Powell Speaks, Congress Listens, The President Fumes

His appearances before a pair of congressional committees last week were the least of Federal Reserve Board chairman Jay Powell’s problems. His reputation for candor and the individual and small-group meetings he has held with 116 congresspersons in his 16 months in office assured a respectful reception and protection from a president threatening to fire him. “We in congress…got your back,” advised Democratic congressman from Georgia David Scott. One’s back is not normally the part of one’s anatomy it is safe to expose to a politician, but in this case Powell undoubtedly found the statement reassuring.

Yes, having the President who appointed you launching barrages of tweet attacks on your competence, coupled with threats to fire you, is unpleasant. And yes, it can be annoying to try to explain to a President who is, er, unsophisticated in economic matters that it might not be a good idea to lower interest rates drastically when the economy is growing smartly and anti-recession ammunition should be hoarded for possible later use. And to persuade a man who gleefully styles himself The King of Debt, several bankruptcies of his private-sector companies notwithstanding, that there will be a price to pay down the road for a fiscal policy so loose that annual deficits running around $1 trillion are projected as far ahead as the eye can see. A President gearing up for a tough battle to avoid a forced return to Trump Tower won’t settle for a growing economy: he wants one that will overcome the drag of his trade policy and “take off like a rocket”. And wants Powell to play NASA to the economy or find other work.

Powell has bigger worries than the President’s twitchy tweeter finger, first among them Trump’s decision to weaponize trade policy, to use tariffs that bar or make access to America’s massive market a weapon to bend adversaries and one-time allies to his will — “America First” makes little distinction between the two. Whatever the propriety of that policy, it adds to uncertainty, the bugbear of corporate investors. Tariffs have been levied on China to make it play fair in the world-trade game. Mexico, an important trading partner, has been told by Trump to stop funneling millions of Central Americans through its country to the US border or face ruinous restrictions on its exports, and by House speaker Nancy Pelosi that congressional approval of NAFTA 2.0, a trade treaty the President last week sent to congress for approval, is no sure thing. The European Union has been warned by Trump to lower barriers to American goods, or suffer the economic fate meted out to other nations that fail to believe that the President has reverted to the trade theories of 17th century mercantilist France.
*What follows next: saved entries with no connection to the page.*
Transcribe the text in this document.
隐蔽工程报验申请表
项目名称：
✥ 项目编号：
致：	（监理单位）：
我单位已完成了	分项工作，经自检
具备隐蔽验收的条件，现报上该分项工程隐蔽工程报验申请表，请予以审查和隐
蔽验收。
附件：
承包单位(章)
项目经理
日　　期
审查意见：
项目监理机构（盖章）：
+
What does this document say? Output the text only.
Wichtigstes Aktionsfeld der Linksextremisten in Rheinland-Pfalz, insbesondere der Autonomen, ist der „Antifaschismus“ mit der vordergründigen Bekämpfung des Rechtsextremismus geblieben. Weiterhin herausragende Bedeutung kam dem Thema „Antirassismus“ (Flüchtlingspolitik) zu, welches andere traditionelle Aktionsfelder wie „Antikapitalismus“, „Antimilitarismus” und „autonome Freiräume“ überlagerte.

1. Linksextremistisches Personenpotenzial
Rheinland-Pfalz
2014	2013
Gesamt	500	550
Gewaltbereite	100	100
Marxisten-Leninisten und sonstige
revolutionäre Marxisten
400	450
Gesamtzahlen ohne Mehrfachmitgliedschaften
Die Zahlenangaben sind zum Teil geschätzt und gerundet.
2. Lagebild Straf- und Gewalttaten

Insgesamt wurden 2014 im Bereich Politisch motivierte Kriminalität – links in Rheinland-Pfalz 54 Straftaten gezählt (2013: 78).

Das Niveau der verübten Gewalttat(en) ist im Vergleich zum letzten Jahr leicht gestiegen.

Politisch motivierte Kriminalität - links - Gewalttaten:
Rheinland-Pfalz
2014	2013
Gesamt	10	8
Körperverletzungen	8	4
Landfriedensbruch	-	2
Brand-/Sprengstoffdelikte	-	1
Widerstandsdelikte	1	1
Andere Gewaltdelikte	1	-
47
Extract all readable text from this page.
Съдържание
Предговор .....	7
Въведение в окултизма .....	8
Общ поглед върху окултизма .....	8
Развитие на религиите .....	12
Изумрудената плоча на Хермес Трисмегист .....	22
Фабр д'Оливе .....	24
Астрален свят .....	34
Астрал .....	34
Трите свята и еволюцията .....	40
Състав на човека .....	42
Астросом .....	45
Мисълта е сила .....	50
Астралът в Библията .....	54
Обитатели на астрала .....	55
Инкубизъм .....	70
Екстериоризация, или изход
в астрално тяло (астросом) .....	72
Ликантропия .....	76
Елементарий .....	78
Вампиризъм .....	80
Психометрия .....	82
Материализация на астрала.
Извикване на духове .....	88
“It appears that uncertainties around trade tensions … continue to weigh on the economic outlook,” Powell testified. Indeed. The President expects those uncertainties to produce at least a half-point reduction in interest rates later this month, and would prefer even more. He is likely to get only a quarter-point reduction because, as Powell noted, the US economy continues to do “reasonably well.” Whatever the cut, it will not be enough to suit Trump, who is preparing to blame the Fed for any downturn, which many analysts expect to hit early in 2020. Just in time to help voters decide whether four more years are due their tweeter-in-chief.

Powell also must concern himself with the state of the world economy, which is not good. Britain is racked by a war over whether it should leave the European Union –voters think it should, political and business elites, and now the Labour Party, think it shouldn’t — and is teetering on the brink of recession. In Germany, Europe’s largest economy, various economic indicators are at their lowest level in nearly a decade — manufacturing orders in May were 8.6% below last year’s level — prompting a Bloomberg headline, “German Recession Seems to Be Inevitable, Investor Survey Shows.”
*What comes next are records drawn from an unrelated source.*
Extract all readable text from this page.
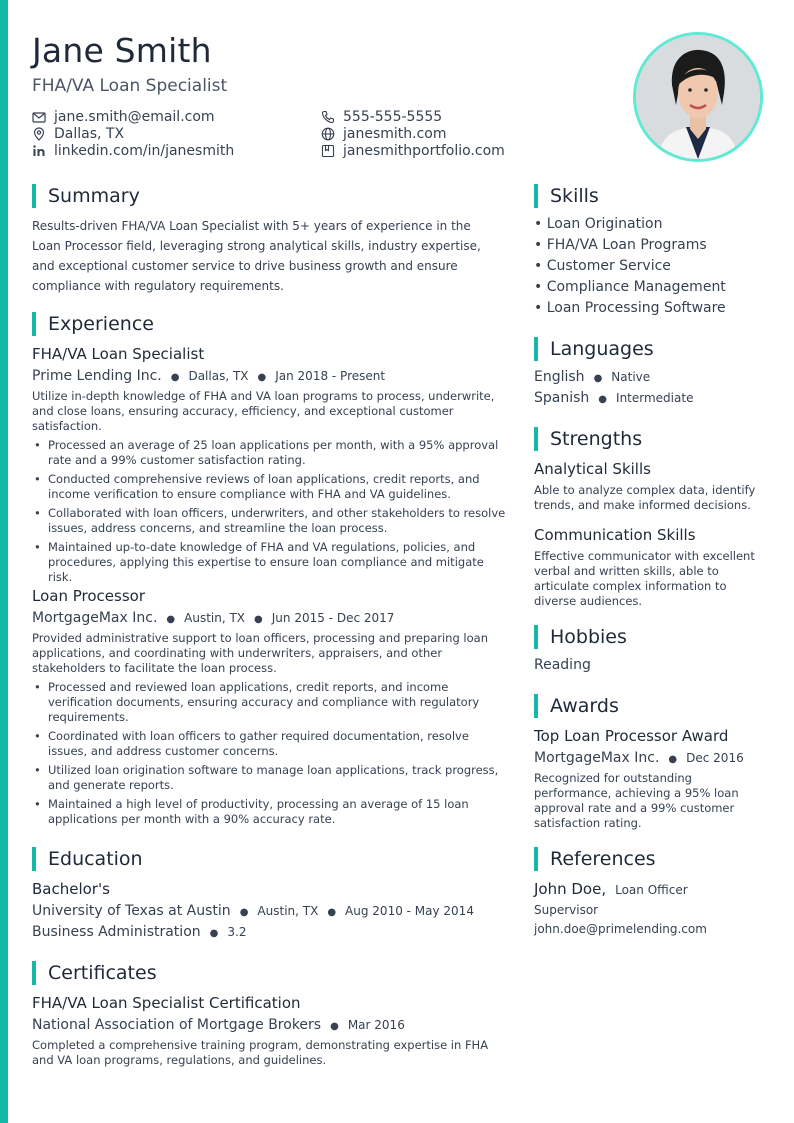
Jane Smith
FHA/VA Loan Specialist
jane.smith@email.com
Dallas, TX
linkedin.com/in/janesmith
555-555-5555
janesmith.com
janesmithportfolio.com
Summary
Results-driven FHA/VA Loan Specialist with 5+ years of experience in the Loan Processor field, leveraging strong analytical skills, industry expertise, and exceptional customer service to drive business growth and ensure compliance with regulatory requirements.
Experience
FHA/VA Loan Specialist
Prime Lending Inc. ● Dallas, TX ● Jan 2018 - Present
Utilize in-depth knowledge of FHA and VA loan programs to process, underwrite, and close loans, ensuring accuracy, efficiency, and exceptional customer satisfaction.
• Processed an average of 25 loan applications per month, with a 95% approval rate and a 99% customer satisfaction rating.
• Conducted comprehensive reviews of loan applications, credit reports, and income verification to ensure compliance with FHA and VA guidelines.
• Collaborated with loan officers, underwriters, and other stakeholders to resolve issues, address concerns, and streamline the loan process.
• Maintained up-to-date knowledge of FHA and VA regulations, policies, and procedures, applying this expertise to ensure loan compliance and mitigate risk.
Loan Processor
MortgageMax Inc. ● Austin, TX ● Jun 2015 - Dec 2017
Provided administrative support to loan officers, processing and preparing loan applications, and coordinating with underwriters, appraisers, and other stakeholders to facilitate the loan process.
• Processed and reviewed loan applications, credit reports, and income verification documents, ensuring accuracy and compliance with regulatory requirements.
• Coordinated with loan officers to gather required documentation, resolve issues, and address customer concerns.
• Utilized loan origination software to manage loan applications, track progress, and generate reports.
• Maintained a high level of productivity, processing an average of 15 loan applications per month with a 90% accuracy rate.
Education
Bachelor's
University of Texas at Austin ● Austin, TX ● Aug 2010 - May 2014
Business Administration ● 3.2
Certificates
FHA/VA Loan Specialist Certification
National Association of Mortgage Brokers ● Mar 2016
Completed a comprehensive training program, demonstrating expertise in FHA and VA loan programs, regulations, and guidelines.
Skills
• Loan Origination
• FHA/VA Loan Programs
• Customer Service
• Compliance Management
• Loan Processing Software
Languages
English ● Native
Spanish ● Intermediate
Strengths
Analytical Skills
Able to analyze complex data, identify trends, and make informed decisions.
Communication Skills
Effective communicator with excellent verbal and written skills, able to articulate complex information to diverse audiences.
Hobbies
Reading
Awards
Top Loan Processor Award
MortgageMax Inc. ● Dec 2016
Recognized for outstanding performance, achieving a 95% loan approval rate and a 99% customer satisfaction rating.
References
John Doe, Loan Officer
Supervisor
john.doe@primelending.com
The Italian and Greek economies labor under the weight of Germanic austerity policies, which Greece’s new Prime Minister, Kyriakos Mitsotakis and Italy’s coalition government are promising to force Brussels to change so that they can escape the austerity trap. Although Greece has a 40% youth unemployment rate and the Italian economy is at best stagnant, neither government is likely to find mercy in Brussels, where bureaucrats have no need to honor the promises made to constituents by their duly elected representatives. Most important, China’s highly indebted economy, its lenders’ balance sheets bloated with low-quality collateral, is staggering from Trump’s tariffs, with the effects rippling out to the many countries heavily dependent on exports to China to keep their economies humming. Germany is one such.

Then there is the situation at home. Powell must decide on interest-rate policy with the economy performing well but the Federal Reserve Banks of New York and Cleveland advising that their models set the probability of a recession in the next 12 months at 1-in-3, the highest in over ten years. And, like other central bankers, with little ammunition to use should one occur. Christine Lagarde, tipped to run the European Central Bank, says, “High public debt and low interest rates have left many countries with limited policy room for maneuver.”

Oh, yes. Trump believes the EU policy of low-to- negative interest rates, which Lagarde is likely to favor, is designed to drive down the value of the Euro relative to the dollar, and is crying “manipulation”. He wants Powell to produce interest rates low enough to drive down the dollar, emulating countries that have devalued their currencies to grow their economies. Turkey and Venezuela come to mind.